Perhaps meddlesome women, not French spies, were the real threat to his mission. Spurring Destrehan forward, he tamped down his annoyance and covered the last few yards to the arched brick entry of Grayson Park.

A footman carrying a flambeaux materialized from the gloom and took the horse’s reins, while another appeared almost immediately to light the marquess’s way. Ethan dismounted and paused to run his hands along Destrehan’s fore and back legs, checking for any injury or strain.
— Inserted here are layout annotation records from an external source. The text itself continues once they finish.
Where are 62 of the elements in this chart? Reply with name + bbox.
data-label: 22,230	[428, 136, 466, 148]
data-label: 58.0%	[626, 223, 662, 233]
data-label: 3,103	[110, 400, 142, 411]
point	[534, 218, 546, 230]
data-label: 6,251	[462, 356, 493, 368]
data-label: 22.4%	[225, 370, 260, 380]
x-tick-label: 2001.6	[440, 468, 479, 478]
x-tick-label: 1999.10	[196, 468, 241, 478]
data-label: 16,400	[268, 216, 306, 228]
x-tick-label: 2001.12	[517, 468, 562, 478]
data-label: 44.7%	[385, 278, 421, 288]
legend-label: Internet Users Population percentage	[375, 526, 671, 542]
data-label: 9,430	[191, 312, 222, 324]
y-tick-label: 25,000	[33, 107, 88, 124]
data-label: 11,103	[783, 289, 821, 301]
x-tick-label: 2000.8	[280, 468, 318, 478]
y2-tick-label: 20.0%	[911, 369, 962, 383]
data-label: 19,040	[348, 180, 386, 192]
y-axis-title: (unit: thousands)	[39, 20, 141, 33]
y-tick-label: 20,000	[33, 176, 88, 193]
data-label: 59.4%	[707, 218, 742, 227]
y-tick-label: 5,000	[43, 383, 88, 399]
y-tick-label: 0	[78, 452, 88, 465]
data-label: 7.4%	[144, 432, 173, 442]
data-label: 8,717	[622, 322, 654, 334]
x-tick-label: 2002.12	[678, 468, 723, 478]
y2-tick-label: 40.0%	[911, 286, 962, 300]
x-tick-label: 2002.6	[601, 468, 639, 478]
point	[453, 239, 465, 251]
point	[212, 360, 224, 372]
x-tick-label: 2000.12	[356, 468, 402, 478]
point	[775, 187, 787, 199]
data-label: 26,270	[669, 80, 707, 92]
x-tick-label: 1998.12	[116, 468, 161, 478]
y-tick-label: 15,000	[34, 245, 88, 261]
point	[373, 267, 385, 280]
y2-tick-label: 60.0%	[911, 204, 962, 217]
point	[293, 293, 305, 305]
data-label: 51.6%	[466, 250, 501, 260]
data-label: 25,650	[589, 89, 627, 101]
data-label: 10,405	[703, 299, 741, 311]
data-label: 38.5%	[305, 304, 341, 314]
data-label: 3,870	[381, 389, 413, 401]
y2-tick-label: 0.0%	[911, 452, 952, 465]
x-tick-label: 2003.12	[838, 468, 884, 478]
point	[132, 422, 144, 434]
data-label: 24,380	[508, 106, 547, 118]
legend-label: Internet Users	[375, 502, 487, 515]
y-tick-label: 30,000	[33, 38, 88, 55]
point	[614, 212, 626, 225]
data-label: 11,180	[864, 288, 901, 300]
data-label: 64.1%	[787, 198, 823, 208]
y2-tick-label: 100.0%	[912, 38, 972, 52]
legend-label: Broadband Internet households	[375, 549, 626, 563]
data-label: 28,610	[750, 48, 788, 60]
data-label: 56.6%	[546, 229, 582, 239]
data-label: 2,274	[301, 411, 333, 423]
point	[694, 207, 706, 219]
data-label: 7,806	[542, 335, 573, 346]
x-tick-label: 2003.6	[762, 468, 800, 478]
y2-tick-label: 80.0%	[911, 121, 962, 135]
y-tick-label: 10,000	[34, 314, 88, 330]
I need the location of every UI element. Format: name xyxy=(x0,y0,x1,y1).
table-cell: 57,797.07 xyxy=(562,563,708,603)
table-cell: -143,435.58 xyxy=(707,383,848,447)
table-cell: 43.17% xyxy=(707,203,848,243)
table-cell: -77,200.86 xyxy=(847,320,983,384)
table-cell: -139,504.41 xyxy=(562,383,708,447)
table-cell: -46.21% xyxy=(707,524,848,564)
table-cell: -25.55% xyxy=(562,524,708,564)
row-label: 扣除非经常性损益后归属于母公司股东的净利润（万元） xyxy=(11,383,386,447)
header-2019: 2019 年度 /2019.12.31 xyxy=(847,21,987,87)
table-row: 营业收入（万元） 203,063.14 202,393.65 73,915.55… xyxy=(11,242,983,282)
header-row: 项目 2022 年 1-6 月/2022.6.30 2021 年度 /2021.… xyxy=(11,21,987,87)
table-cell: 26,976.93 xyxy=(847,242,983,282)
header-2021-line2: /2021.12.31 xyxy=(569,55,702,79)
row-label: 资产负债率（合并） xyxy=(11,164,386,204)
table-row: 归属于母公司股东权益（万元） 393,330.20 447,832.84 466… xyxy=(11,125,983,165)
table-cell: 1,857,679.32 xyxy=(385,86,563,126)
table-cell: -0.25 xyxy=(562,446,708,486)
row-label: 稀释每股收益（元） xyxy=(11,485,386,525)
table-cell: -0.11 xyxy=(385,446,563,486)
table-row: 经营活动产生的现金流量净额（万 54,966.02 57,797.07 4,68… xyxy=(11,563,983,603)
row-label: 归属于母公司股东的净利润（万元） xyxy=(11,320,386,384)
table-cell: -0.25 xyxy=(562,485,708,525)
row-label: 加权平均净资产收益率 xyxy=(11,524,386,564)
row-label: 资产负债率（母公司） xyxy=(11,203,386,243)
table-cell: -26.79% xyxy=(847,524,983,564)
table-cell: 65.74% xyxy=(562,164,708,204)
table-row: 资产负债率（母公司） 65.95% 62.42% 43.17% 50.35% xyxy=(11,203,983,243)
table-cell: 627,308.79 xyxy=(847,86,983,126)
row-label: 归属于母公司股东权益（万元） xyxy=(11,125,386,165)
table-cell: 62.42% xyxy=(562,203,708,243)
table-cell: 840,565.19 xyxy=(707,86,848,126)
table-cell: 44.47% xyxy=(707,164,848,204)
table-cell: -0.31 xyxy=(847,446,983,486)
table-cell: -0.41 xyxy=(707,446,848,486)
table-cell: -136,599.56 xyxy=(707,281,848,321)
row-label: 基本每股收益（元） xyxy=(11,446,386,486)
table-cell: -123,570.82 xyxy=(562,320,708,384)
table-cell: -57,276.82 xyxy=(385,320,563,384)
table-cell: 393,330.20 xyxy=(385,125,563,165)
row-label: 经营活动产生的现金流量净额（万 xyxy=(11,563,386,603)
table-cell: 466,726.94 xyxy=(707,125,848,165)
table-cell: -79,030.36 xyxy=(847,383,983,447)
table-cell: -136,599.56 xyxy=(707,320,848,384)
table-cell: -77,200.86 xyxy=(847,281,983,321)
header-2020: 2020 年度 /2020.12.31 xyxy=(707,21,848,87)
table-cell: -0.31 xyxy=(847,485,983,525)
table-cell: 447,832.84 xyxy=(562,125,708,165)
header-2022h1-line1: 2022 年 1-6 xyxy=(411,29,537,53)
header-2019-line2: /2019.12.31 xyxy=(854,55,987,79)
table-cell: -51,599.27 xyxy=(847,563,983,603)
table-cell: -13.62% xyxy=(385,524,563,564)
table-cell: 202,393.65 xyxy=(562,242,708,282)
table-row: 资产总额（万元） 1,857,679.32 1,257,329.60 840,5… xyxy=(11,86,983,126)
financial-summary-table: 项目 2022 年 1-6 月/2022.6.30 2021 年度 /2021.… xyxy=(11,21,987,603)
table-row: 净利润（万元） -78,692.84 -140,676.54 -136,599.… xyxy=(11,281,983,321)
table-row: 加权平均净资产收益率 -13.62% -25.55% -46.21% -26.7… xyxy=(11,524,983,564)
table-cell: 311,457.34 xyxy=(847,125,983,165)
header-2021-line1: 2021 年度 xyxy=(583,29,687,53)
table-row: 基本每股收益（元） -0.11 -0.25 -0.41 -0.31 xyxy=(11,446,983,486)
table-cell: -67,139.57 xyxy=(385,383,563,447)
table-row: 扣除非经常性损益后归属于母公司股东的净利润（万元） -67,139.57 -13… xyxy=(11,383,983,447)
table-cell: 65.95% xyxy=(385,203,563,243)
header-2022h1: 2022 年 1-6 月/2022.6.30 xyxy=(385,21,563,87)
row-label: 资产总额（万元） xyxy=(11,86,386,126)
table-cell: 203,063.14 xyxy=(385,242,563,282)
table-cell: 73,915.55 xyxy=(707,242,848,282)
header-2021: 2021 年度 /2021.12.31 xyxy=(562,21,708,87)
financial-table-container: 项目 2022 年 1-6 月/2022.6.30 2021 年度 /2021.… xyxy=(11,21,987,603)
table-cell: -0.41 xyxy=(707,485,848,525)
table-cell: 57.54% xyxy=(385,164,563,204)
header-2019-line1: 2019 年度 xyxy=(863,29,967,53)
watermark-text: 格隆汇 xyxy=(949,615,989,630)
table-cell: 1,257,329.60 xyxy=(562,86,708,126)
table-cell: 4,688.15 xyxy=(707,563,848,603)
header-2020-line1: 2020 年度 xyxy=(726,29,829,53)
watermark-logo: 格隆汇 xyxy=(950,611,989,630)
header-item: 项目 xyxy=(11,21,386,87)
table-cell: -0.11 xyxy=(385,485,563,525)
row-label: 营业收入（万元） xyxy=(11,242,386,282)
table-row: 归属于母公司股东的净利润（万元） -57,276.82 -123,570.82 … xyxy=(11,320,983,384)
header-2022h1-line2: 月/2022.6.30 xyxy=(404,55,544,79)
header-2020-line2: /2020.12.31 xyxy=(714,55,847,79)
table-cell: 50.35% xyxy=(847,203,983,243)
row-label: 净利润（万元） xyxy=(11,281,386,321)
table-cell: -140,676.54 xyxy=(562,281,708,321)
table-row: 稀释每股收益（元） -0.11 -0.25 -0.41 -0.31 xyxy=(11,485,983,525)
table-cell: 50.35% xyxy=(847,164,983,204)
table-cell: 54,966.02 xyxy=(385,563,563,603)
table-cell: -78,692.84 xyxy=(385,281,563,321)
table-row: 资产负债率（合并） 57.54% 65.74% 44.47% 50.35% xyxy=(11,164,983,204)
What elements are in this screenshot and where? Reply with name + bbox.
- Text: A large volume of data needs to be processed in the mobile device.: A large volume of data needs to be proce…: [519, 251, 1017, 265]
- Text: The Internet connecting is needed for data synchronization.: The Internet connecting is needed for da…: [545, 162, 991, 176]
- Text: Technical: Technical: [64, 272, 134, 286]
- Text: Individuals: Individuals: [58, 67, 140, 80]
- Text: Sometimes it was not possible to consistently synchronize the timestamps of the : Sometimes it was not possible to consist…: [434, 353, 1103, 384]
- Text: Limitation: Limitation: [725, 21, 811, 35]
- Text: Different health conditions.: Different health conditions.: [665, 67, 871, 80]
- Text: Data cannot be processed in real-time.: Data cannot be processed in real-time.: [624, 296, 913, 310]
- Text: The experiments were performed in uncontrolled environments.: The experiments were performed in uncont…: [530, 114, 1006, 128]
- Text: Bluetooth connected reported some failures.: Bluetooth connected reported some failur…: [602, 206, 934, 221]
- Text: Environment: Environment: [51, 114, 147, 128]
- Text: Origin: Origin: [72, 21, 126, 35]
He rested his hand on the horse’s warm chest. “Tell the grooms to cool him down before feeding and watering him.” Ethan gave Destrehan an affectionate pat. “Then he needs a good rub down. I want him ready at first light.”

“Yes, my lord.”

The grand foyer of Grayson Park was shadowed and drafty, and the flickering candles added a touch of the ethereal, but Ethan could just make out the solid form of his stodgy valet, Pocklington, standing ready at the foot of the stairs.

The elderly valet appeared as immobile as the marble statue on the table beside him. It was the end of a long day, but Pocklington—ever the “gentleman’s gentleman”—stood polished and poised. Not a wrinkle in his clothes nor a gray hair out of place on his head. Ethan caught the servant’s gaze, nodded to his man, and took the blood-red carpeted steps two at a time, Pocklington following. At the landing, Ethan turned right and strode down the long gallery.

The estate now belonged to his half brother. Alex had only acquired the house and accompanying title a few years before, when Alex’s father, their mother’s second husband and the Earl of Selbourne, died. Ethan knew Alex had found precious little time to think of improvements and redecoration. Still, Ethan would have made removing the dour portraits from the dark, wood-paneled walls a priority.

He knew their names and titles. And he’d passed them often enough that he was familiar with each ancestor’s variation on a reproving glower.

Stopping at the bedchamber he always occupied when visiting the Park, Ethan grasped the handle of the mahogany door and stepped inside. His eyes flicked to the walnut bedside cupboard and the full decanter of brandy squatting on top.

Pocklington shut the door behind him. “Would you care for a brandy, my lord?”

Before Ethan had time to answer, the valet had crossed to the table, unstopped the decanter, and begun pouring the amber liquid into one of the crystal glasses beside it.

“Thank you, Pocket.” It was a rare occasion when Ethan drank more than one glass of brandy or a few sips of wine. A man who lived on instinct and quick thinking, he’d been saved more than once by using his wits when other men were too inebriated to do so. But after the events of this evening, Ethan needed a drink—maybe two.